December 1939 marked an unusual moment in American politics. Although a raging world war consumed the European continent and the distant perimeter of the Pacific, the United States remained two years away from entry into the conflict. Instead, the domestic political landscape focused upon the approaching 1940 presidential election and what it portended for the future of the New Deal economic program.
Franklin Delano Roosevelt, the incumbent president, was approaching the end of his second term. While no formal mechanism prohibited him from seeking reelection, a longstanding convention dating to the presidency of George Washington had thus far dissuaded any president from seeking an extension of his term beyond the associated 8-year limit. A presumptive successor to Roosevelt for the Democratic nomination also waited in the wings, his own Vice President John Nance Garner.
“Cactus Jack” Garner, as he was known from an old campaign trail nickname, led the early polls among Democratic voters. Although he backed most of Roosevelt’s legislative agenda over the previous 8 years, including playing an important bridge-building role as presiding officer of the Senate during the New Deal legislative battles, he also hailed from a more fiscally conservative wing of the party that worried about the long-term strains of deficit spending and that exhibited reservations about executive overreach, exemplified in his break with FDR over the failed court-packing scheme of 1937.
After months of speculation and favorable poll numbers, Cactus Jack broke his silence on December 17, 1939 with the announcement that he would “accept the nomination for president” in 1940. The news practically elevated Garner to presumptive nominee, with no other clear contenders in the field. No contenders, that is, except for Roosevelt himself, who was quietly preparing to break with Washington’s convention and seek an unprecedented third term.
As Garner mapped out his campaign, he turned to counting the prospective electoral votes in a November contest against the Republicans. The Texan expected to retain the Democratic strongholds of the “solid south” and aimed to continue the sweep of the western states that propelled his previous ticket into office in 1932 and 1936. The Republicans’ best chances of an electoral upset relied on reconstituting its pre-Depression bases in the population-heavy regions of the Northeast and Midwest, much of which would depend on who they selected as their own nominee in the coming months.

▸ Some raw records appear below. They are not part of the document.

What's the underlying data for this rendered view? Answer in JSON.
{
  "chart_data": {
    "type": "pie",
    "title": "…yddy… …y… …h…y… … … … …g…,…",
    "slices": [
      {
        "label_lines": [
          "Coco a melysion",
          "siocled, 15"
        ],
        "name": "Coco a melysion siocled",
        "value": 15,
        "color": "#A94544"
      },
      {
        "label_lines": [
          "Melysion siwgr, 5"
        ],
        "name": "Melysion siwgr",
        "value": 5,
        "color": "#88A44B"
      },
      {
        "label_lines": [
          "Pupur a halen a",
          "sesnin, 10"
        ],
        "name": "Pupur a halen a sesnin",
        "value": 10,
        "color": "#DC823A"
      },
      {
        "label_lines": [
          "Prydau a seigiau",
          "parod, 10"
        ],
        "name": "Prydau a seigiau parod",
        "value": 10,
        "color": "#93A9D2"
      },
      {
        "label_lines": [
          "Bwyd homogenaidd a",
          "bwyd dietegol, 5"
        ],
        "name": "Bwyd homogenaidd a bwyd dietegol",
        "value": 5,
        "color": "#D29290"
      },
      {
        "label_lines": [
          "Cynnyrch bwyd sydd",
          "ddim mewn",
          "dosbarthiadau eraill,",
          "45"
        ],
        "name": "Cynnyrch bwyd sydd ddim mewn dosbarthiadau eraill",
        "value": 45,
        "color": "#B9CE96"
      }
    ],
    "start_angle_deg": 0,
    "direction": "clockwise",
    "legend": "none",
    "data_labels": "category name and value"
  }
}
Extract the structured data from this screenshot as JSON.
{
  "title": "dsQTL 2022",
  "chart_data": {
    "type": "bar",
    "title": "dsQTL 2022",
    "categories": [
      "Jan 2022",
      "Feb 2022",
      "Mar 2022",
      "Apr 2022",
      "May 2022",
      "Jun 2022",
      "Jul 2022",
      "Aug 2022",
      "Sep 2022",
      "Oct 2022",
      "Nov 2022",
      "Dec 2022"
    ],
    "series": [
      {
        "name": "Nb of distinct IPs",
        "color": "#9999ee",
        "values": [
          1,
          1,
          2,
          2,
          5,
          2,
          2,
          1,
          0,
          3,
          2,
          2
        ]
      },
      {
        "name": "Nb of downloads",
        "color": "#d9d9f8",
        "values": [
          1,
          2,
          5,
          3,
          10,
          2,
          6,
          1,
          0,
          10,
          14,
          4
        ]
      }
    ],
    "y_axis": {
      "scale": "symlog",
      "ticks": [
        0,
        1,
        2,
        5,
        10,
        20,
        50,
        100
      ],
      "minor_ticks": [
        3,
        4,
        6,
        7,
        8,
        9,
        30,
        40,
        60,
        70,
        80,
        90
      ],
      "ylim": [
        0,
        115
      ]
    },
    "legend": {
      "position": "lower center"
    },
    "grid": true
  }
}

Although his motives were likely more opportunistic than principled, Garner recognized a potential wedge issue that would help to secure an untapped voting block for the Democratic campaign: African-Americans in northeastern and midwestern states, who faced comparatively fewer encroachments on their right to vote than in the southern states of the Jim Crow era. Hoping to secure this voting bloc for his own presidential ambitions, Garner began circulating rumors in January 1940 that he would use his position as presiding officer of the Senate to secure a federal anti-lynching law.
The rumor signaled a reversal by Garner, who previously opposed such legislation and played a role in allowing a similar bill to die under a southern Democratic filibuster in 1937. His announcement was therefore more a matter of worldly politicking than virtue, though it nonetheless offered a chance to break a longstanding deadlock that had impeded such legislation for more than two decades.